Happiest place on Earth
For those of you who follow me on social media, you know that I took last week off to gallivant around Orlando with my friend Amy. She convinced me to join her on a very scary looking roller coaster, where the pre-pubescent attendant actually made me shove all of my belongings in a locker so my family would have something to remember me by in case my body went hurling through the air, landing somewhere near the Island Adventure section of the park.
I rode it twice. And looked like this after collecting my belongings from the locker.
Those of you who are hard core will question my loyalties to Disney, wondering why I would even waste my time at “the other park” in Orlando.
1. It has Harry Potter. Where else am I supposed to get a wand?
2. It has really fast roller coasters.
Let the record show that my first love will always be Disney World. I collected anything Mickey Mouse as a young girl. I watched every Disney movie. I was able to go on my first trip to Disney World when I was in sixth grade. I dressed up as Walt at my junior high “what do you want to be when you grow up” career day. I longed to be on the new Mickey Mouse Club.
And when my college professor looked me in the eye and asked me what I wanted to do with my life, I couldn’t help but blurt out that I wanted to work at Disney World. You can imagine the shock and amazement of a young girl from a tiny town in East Texas, when she received an acceptance letter for a six-month long fall internship at the happiest place on Earth.
People sometimes poke fun at how many times I have visited Disney World in my adult life. They don’t understand why I would want to go to the same place I’ve been before. Why wouldn’t I go to a beach or the mountains? Doesn’t it get old?
For me, Disney is woven into the tapestry of who I am as a person. As a young girl, it represented magical lands and handsome princes. When I got older, it represented adventure. We didn’t go on vacation. I didn’t have a passport. I could count on one hand how many times I had been outside of my own state. To even think about moving across the United States to work in place I had admired for more than half my life seemed unrealistic.
Until I got the letter.
Disney taught me to embrace the person God made me to be. I learned to be independent. I became bold and comfortable in front of an audience as a Jungle Cruise skipper. I became a better listener. I became a more patient person. I was a complete nerd and spent most days (even when I wasn’t on the clock) soaking up every inch of Disney property.
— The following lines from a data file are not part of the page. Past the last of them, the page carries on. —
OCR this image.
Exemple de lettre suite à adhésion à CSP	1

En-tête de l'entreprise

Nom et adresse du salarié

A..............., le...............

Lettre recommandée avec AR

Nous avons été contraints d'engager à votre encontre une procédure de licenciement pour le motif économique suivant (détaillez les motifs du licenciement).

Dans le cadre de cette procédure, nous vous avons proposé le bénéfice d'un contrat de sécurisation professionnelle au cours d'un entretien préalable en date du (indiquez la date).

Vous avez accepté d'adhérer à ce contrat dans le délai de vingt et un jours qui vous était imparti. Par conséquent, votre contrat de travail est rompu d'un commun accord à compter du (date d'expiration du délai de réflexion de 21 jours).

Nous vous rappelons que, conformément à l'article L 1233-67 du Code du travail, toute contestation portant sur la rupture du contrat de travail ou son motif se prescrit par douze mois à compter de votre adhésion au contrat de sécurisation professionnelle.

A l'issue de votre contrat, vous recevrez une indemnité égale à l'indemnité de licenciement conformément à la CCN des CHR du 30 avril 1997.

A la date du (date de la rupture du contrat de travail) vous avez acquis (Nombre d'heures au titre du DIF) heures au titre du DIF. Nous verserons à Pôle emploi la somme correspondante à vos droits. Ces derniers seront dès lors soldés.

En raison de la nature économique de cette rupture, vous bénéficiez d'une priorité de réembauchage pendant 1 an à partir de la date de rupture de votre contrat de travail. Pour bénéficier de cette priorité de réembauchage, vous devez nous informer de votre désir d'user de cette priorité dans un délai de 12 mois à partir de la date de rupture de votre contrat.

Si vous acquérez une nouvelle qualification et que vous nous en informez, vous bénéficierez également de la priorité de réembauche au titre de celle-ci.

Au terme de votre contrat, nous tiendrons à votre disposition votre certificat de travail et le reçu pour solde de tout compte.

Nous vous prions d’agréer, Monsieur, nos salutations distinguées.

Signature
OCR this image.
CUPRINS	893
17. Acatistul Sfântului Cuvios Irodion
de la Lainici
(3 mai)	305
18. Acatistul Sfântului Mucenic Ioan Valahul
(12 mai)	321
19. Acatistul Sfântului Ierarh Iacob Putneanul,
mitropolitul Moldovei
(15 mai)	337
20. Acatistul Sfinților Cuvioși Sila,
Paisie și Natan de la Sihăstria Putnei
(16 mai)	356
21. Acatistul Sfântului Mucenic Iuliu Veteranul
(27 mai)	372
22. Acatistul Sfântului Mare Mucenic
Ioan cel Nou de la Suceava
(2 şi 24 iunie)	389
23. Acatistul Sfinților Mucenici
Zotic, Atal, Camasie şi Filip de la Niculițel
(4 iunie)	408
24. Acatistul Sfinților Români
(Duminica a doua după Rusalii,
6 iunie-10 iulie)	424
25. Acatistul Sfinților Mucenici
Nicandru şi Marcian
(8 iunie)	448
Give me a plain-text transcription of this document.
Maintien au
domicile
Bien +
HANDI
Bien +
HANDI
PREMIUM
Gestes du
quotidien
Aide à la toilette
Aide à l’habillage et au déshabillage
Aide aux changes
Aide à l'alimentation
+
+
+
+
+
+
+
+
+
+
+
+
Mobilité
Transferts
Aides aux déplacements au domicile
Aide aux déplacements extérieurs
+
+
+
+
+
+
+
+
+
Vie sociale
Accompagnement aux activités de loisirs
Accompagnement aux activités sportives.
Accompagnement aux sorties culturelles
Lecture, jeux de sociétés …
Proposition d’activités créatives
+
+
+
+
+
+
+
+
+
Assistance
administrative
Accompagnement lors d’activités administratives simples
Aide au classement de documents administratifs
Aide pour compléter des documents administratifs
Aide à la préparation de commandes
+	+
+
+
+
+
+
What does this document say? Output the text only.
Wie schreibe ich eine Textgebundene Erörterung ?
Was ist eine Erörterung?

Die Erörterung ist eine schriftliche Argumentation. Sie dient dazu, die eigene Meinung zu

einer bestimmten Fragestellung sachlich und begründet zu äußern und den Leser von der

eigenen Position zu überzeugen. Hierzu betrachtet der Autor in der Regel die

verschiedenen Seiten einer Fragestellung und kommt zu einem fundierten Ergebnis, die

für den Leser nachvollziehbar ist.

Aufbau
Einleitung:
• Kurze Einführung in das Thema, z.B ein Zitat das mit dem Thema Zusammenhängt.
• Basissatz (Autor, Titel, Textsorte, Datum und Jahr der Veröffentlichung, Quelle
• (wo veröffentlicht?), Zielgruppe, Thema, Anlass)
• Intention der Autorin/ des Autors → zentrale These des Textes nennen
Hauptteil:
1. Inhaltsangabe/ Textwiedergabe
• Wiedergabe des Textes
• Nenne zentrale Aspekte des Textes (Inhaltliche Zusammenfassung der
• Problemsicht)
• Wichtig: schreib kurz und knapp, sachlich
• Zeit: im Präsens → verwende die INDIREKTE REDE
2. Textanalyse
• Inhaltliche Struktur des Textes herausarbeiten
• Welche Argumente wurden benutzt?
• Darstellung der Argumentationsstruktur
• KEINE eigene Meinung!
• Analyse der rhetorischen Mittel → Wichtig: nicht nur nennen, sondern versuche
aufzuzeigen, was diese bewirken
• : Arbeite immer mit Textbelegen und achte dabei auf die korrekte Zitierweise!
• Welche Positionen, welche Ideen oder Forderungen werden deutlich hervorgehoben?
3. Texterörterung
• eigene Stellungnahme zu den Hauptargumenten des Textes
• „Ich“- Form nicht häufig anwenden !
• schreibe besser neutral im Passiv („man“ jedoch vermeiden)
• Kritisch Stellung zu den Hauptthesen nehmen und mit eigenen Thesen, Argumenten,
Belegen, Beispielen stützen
I worked hard to secure my Ducktorate degree (yes that is a real thing) and as a result, I believe I landed more job interviews when I returned to the real world.
Disney World isn’t just a theme park to me. It’s a major tick on my timeline of life. And if I ever get a chance to return and take a boat ride through the jungles of the world, I will not hesitate. I owe it to the girl who proudly put on that monochromatic uniform 15 years ago. Because of her, I am who I am today.
Make sure to catch that 3:00 parade.
If you do catch it, let it go. It will drag you all the way to Main Street.